Annie Lapin – See?
Partendo dalla base di un già consolidato dialogo con la pittura di paesaggio intesa come oggetto mitico, la Lapin ha sviluppato un nuovo linguaggio al fine di analizzare il modo inconscio in cui il tipico fruitore di pittura costruisce lo spazio nella sua mente.
Comunicato stampa
Partendo dalla base di un già consolidato dialogo con la pittura di paesaggio intesa come oggetto mitico, la Lapin ha sviluppato un nuovo linguaggio al fine di analizzare il modo inconscio in cui il tipico fruitore di pittura costruisce lo spazio nella sua mente. Questa diversa direzione d’indagine non è però l’unica differenza rispetto ai dipinti precedenti, un’altra è che mentre in quelli venivano utilizzati tropi di epoca classica e rococò per manifestare le tensioni spaziali che caratterizzano il suo lavoro, in questo recente corpo di lavori, invece, l’artista assume un insieme chiuso di tecniche non collegate però a specifici riferimenti storici.
Pigmenti a base di mica e polvere di carbone sciolta e dispersa, formano lo sfondo sulla tela di lino di queste opere. Questi sbuffi di pigmento gettato, attivano lo spazio utilizzando solo pochissimo materiale, mentre la loro consistenza vellutata fornisce una base ottica intensa per le fasce di vernice spray argento, i cui effetti oscillano tra una brillantezza metallica e il candore di una nuvola di bianco. Un terzo elemento è poi costituito da un singolare pigmento giallo pallido che interagisce con il carbone e la tela di lino e conferisce inaspettatamente alle opere una strana retroilluminazione che varia a seconda se si tratta di colpi diretti di pennello o di lunghe strisce fatte con il rullo. Da notare anche i getti d'inchiostro dello stesso pallido giallo a forma di pozzanghera, i quali realizzati appositamente contengono uno strano e ripetuto motivo di vegetazione. Dopo un esame, queste aree pittoriche appaiono quasi come ritagli che galleggiano sopra la pittura, o fori nella superficie del lino. Simili a collage / trompe l'oeil sulla tela, queste aree possono apparire sia come strati di pittura scrostata o semplicemente lacerti di spazio all'interno del mondo stesso del dipinto. Attraverso questa contraddittoria attività pittorica, la Lapin sembra spingere i dipinti a cadere a pezzi, ma allo stesso tempo crea un sistema in cui le opere denotano un mondo autonomo e unitario aventi un solo tono poetico e coerente. Da lavoro a lavoro, lo spazio pittorico oscilla tra il paesaggio vero e proprio ed uno spazio più puramente psicologico, simile ai più stravaganti paesaggi mentali di Miro.

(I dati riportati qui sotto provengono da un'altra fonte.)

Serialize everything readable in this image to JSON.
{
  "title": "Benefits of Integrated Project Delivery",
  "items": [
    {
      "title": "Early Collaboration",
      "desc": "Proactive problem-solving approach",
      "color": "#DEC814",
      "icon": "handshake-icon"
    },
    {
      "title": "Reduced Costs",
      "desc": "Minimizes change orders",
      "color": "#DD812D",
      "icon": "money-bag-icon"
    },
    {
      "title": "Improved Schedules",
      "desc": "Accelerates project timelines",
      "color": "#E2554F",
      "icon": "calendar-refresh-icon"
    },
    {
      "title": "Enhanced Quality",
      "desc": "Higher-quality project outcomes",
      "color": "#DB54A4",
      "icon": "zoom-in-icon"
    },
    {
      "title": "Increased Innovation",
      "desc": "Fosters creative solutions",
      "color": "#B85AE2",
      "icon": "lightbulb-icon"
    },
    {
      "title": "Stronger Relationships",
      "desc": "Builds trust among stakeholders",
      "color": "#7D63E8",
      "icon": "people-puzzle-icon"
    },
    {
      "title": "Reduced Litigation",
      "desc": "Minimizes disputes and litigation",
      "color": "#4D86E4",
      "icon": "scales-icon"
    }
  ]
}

Tra tutti quelli in mostra ci sono anche tre piccoli quadri che si distinguono perché più che negli altri sembra essere evidente la rappresentazione della figura umana. Pezzi sfrangiati di foglia d'oro adornano le figure, ma nello stesso tempo sono come fori dai bordi irregolari nel sottostante e più morbido tappeto pittorico. La distorsione di queste figure viaggia in parallelo con gli sforzi della Lapin per trovare l'unità nella dissoluzione, di far emergere l'essere dal nulla. Mentre i generi storici sia della ritrattistica che del paesaggio offrono allo spettatore un quadro di riferimento chiaro per la visualizzazione di queste opere, il vero soggetto per questa mostra di Annie Lapin è l'effimero della visione pittorica che giace in ogni opera.